Lutte contre les recours abusifs (art. 24)
Seules les associations ayant déposé leurs statuts "au moins un an avant" l'affichage en mairie de la demande du pétitionnaire sont recevables à agir contre une décision relative à l'occupation ou l'utilisation des sols. Suivant la même logique, le texte supprime la disposition instaurant une présomption de recours non abusif pour les associations environnementales agréés. 

Conférence de conciliation (art. additionnel après l’art. 24)
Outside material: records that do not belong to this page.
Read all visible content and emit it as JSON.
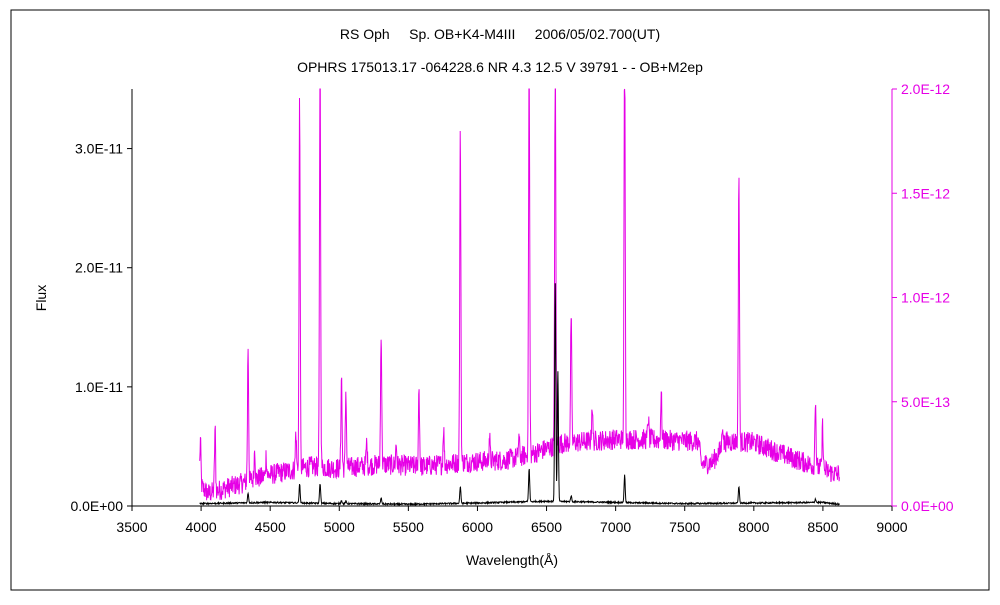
{
  "chart_data": {
    "type": "line",
    "title": "RS Oph     Sp. OB+K4-M4III     2006/05/02.700(UT)",
    "subtitle": "OPHRS 175013.17 -064228.6 NR 4.3 12.5 V 39791 - - OB+M2ep",
    "xlabel": "Wavelength(Å)",
    "ylabel": "Flux",
    "xlim": [
      3500,
      9000
    ],
    "ylim_left": [
      0,
      3.5e-11
    ],
    "ylim_right": [
      0,
      2e-12
    ],
    "x_ticks": [
      "3500",
      "4000",
      "4500",
      "5000",
      "5500",
      "6000",
      "6500",
      "7000",
      "7500",
      "8000",
      "8500",
      "9000"
    ],
    "y_left_ticks": [
      "0.0E+00",
      "1.0E-11",
      "2.0E-11",
      "3.0E-11"
    ],
    "y_right_ticks": [
      "0.0E+00",
      "5.0E-13",
      "1.0E-12",
      "1.5E-12",
      "2.0E-12"
    ],
    "grid": false,
    "series": [
      {
        "axis": "right",
        "color": "#e600e6",
        "continuum": [
          [
            3990,
            1e-13
          ],
          [
            4050,
            6e-14
          ],
          [
            4200,
            9e-14
          ],
          [
            4500,
            1.5e-13
          ],
          [
            4800,
            1.9e-13
          ],
          [
            5000,
            1.8e-13
          ],
          [
            5300,
            2e-13
          ],
          [
            5600,
            1.9e-13
          ],
          [
            5900,
            2.1e-13
          ],
          [
            6200,
            2.2e-13
          ],
          [
            6400,
            2.5e-13
          ],
          [
            6600,
            3e-13
          ],
          [
            6800,
            3.1e-13
          ],
          [
            7000,
            3.2e-13
          ],
          [
            7200,
            3.2e-13
          ],
          [
            7400,
            3.15e-13
          ],
          [
            7600,
            3.1e-13
          ],
          [
            7620,
            2e-13
          ],
          [
            7700,
            2.1e-13
          ],
          [
            7800,
            3.1e-13
          ],
          [
            8000,
            3.05e-13
          ],
          [
            8200,
            2.5e-13
          ],
          [
            8400,
            2e-13
          ],
          [
            8600,
            1.5e-13
          ],
          [
            8620,
            1.6e-13
          ]
        ],
        "lines": [
          [
            3995,
            2.2e-13
          ],
          [
            4101,
            3e-13
          ],
          [
            4340,
            6.5e-13
          ],
          [
            4388,
            1.5e-13
          ],
          [
            4471,
            1e-13
          ],
          [
            4686,
            1.8e-13
          ],
          [
            4713,
            1.8e-12
          ],
          [
            4861,
            2e-12
          ],
          [
            5016,
            4.5e-13
          ],
          [
            5048,
            3.7e-13
          ],
          [
            5198,
            1.1e-13
          ],
          [
            5303,
            6.5e-13
          ],
          [
            5412,
            1e-13
          ],
          [
            5577,
            3.8e-13
          ],
          [
            5755,
            1.8e-13
          ],
          [
            5876,
            1.6e-12
          ],
          [
            6087,
            1.2e-13
          ],
          [
            6300,
            1e-13
          ],
          [
            6374,
            2e-12
          ],
          [
            6563,
            2e-12
          ],
          [
            6678,
            6.2e-13
          ],
          [
            6830,
            1.8e-13
          ],
          [
            7065,
            2e-12
          ],
          [
            7236,
            1.1e-13
          ],
          [
            7330,
            2.2e-13
          ],
          [
            7774,
            1.2e-13
          ],
          [
            7892,
            1.3e-12
          ],
          [
            8446,
            3.4e-13
          ],
          [
            8498,
            2.1e-13
          ]
        ],
        "noise_amplitude": 5e-14
      },
      {
        "axis": "left",
        "color": "#000000",
        "continuum": [
          [
            3990,
            2e-13
          ],
          [
            4500,
            3e-13
          ],
          [
            5000,
            2e-13
          ],
          [
            5500,
            1.5e-13
          ],
          [
            6000,
            2.5e-13
          ],
          [
            6500,
            4e-13
          ],
          [
            7000,
            3e-13
          ],
          [
            7500,
            2e-13
          ],
          [
            8000,
            2.5e-13
          ],
          [
            8500,
            3e-13
          ],
          [
            8620,
            1.5e-13
          ]
        ],
        "lines": [
          [
            4340,
            8e-13
          ],
          [
            4713,
            1.6e-12
          ],
          [
            4861,
            1.7e-12
          ],
          [
            5016,
            3e-13
          ],
          [
            5048,
            2e-13
          ],
          [
            5303,
            5e-13
          ],
          [
            5876,
            1.4e-12
          ],
          [
            6374,
            2.8e-12
          ],
          [
            6563,
            1.85e-11
          ],
          [
            6582,
            1.1e-11
          ],
          [
            6678,
            5e-13
          ],
          [
            7065,
            2.3e-12
          ],
          [
            7892,
            1.4e-12
          ],
          [
            8446,
            3e-13
          ]
        ],
        "noise_amplitude": 6e-14
      }
    ]
  }
}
S’inspirant de la proposition de loi de Marc Daunis et François Calvet votée par le Sénat en novembre 2016, le texte crée dans chaque département une conférence de conciliation et d’accompagnement des projets locaux, venant remplacer l’actuelle commission départementale de conciliation aux missions plus limitées. Cette conférence pourra notamment être saisie, par les maires ou présidents d’EPCI, en amont des projet locaux nécessitant une décision ou un avis de l’État. Un référent unique placé sous l’autorité du préfet est par ailleurs chargé d’accompagner les collectivités dans l'instruction des projets, en leur apportant conseil et information.

Contrôle de légalité (art. additionnel après l’art. 24)
Les décisions relevant de l'exercice de prérogatives de puissance publique, prises par les SEM concessionnaires d’aménagement "lorsqu’elles sont mandataires" d'une commune ou d’un EPCI, sont explicitement soumises à l’obligation de transmission au contrôle de légalité.